‘RBG’: 7 Things You Didn’t Know About Ruth Bader Ginsburg (Video)

The late Supreme Court Justice was subject of the 2018 documentary “RBG”

This story about Ruth Bader Ginsburg, who died Friday at age 87, was first published in 2018 when the documentary “RBG” was released.

In 1959, fresh from Columbia Law School, future Supreme Court Justice Ruth Bader Ginsburg couldn’t get hired by a law firm.

It wasn’t that she wasn’t qualified — she was Ruth Bader Ginsburg. But women weren’t welcome into the legal establishment. Before she attended Columbia, Ginsburg had attended Harvard, where the school’s dean reportedly asked her and the eight other female students, “How do you justify taking a spot from a qualified man?” She was also rejected from a Supreme Court clerkship because of her gender.

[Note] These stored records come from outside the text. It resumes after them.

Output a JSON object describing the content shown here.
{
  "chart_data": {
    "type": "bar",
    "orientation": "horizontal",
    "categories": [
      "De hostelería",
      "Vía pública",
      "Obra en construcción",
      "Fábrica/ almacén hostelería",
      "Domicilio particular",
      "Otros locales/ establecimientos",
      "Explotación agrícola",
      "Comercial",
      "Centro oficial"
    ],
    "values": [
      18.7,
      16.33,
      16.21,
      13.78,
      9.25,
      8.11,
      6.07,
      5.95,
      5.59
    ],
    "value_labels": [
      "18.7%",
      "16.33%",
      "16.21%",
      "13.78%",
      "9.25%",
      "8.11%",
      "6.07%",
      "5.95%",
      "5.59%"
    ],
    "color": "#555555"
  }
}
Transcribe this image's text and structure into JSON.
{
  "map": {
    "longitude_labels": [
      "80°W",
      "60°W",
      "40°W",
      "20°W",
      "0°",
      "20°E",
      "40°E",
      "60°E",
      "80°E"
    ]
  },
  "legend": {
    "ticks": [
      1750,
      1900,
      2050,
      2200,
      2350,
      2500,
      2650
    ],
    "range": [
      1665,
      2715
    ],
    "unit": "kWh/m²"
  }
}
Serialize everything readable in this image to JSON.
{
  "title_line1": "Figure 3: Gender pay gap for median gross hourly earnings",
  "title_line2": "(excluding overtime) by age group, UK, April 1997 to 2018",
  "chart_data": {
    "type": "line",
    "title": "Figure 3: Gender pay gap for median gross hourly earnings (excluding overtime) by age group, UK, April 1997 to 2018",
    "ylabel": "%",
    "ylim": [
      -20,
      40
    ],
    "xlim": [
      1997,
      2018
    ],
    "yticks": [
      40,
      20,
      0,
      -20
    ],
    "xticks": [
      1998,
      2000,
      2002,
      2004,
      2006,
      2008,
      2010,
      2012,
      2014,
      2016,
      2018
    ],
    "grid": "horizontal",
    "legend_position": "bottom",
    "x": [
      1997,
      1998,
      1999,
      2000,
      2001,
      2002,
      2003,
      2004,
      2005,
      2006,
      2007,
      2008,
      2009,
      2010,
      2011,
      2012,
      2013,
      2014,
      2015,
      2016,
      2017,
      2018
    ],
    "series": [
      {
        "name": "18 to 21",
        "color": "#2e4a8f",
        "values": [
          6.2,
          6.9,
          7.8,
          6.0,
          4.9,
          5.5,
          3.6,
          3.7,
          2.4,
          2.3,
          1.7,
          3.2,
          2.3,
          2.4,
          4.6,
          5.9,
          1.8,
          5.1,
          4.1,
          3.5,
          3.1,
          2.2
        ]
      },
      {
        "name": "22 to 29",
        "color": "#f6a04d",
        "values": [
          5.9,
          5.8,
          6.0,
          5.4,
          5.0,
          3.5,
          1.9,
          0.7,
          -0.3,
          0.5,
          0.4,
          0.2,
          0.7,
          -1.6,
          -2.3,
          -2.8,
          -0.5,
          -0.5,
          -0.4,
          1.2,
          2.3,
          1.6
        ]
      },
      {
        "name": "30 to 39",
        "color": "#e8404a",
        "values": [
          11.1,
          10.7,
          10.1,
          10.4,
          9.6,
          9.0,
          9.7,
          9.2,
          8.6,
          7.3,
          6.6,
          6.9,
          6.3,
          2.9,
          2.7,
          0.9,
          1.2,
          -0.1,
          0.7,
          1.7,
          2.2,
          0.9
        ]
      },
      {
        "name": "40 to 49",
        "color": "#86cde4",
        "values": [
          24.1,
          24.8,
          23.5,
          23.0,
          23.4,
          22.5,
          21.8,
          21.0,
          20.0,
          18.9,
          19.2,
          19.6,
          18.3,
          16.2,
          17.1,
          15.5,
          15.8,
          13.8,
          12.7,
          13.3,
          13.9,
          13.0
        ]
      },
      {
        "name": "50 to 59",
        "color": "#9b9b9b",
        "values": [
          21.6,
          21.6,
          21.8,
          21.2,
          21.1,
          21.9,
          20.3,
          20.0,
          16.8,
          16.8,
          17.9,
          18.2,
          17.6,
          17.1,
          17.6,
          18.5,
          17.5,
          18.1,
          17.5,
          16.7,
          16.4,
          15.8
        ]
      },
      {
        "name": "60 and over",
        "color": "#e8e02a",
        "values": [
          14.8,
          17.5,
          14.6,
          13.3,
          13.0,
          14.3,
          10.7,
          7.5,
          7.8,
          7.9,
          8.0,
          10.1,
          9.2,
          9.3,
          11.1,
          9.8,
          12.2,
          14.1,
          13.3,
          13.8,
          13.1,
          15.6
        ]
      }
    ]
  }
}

Those are just a few of the little-known details of Ginsburg’s life that “RBG” documentarians Betsy West and Julie Cohen shared with TheWrap Editor-in-Chief Sharon Waxman at the Sundance Film Festival where the film premiered in 2018.

“She was at the top of her class when she graduated,” West said. “And she went out into the working world and could not get a job in a law firm because they said, openly, ‘Oh yeah, she seems really smart, but she’s a woman and we just don’t hire women. So that’s the kind of discrimination she faced and most women faced in that era. Cut to 10 years later, she was part of an ACLU group that started the Women’s Rights Project. And Ruth Bader Ginsburg had the rather radical idea that the U.S. Constitution should apply to everyone: Men and women.”

She argued before the U.S. Supreme Court, helping win fights that led to greater treatment for all. And she hasn’t stopped fighting. The filmmakers had incredible access to Ginsburg for their film, even during her “notorious” workouts, West said.

“She lifts weights, she pulls things, she throws a medicine ball,” said Cohen, listing just a few of 84-year-old Ginsburg’s physical feats.

Ginsburg herself spoke out at Sundance, sharing a #MeToo story from her college days. She said a chemistry professor once tried to help her cheat on an exam. “I knew exactly what he wanted in return,” she said, adding that she “went to his office and said, ‘How dare you? How dare you do this?’ And that was the end of that.”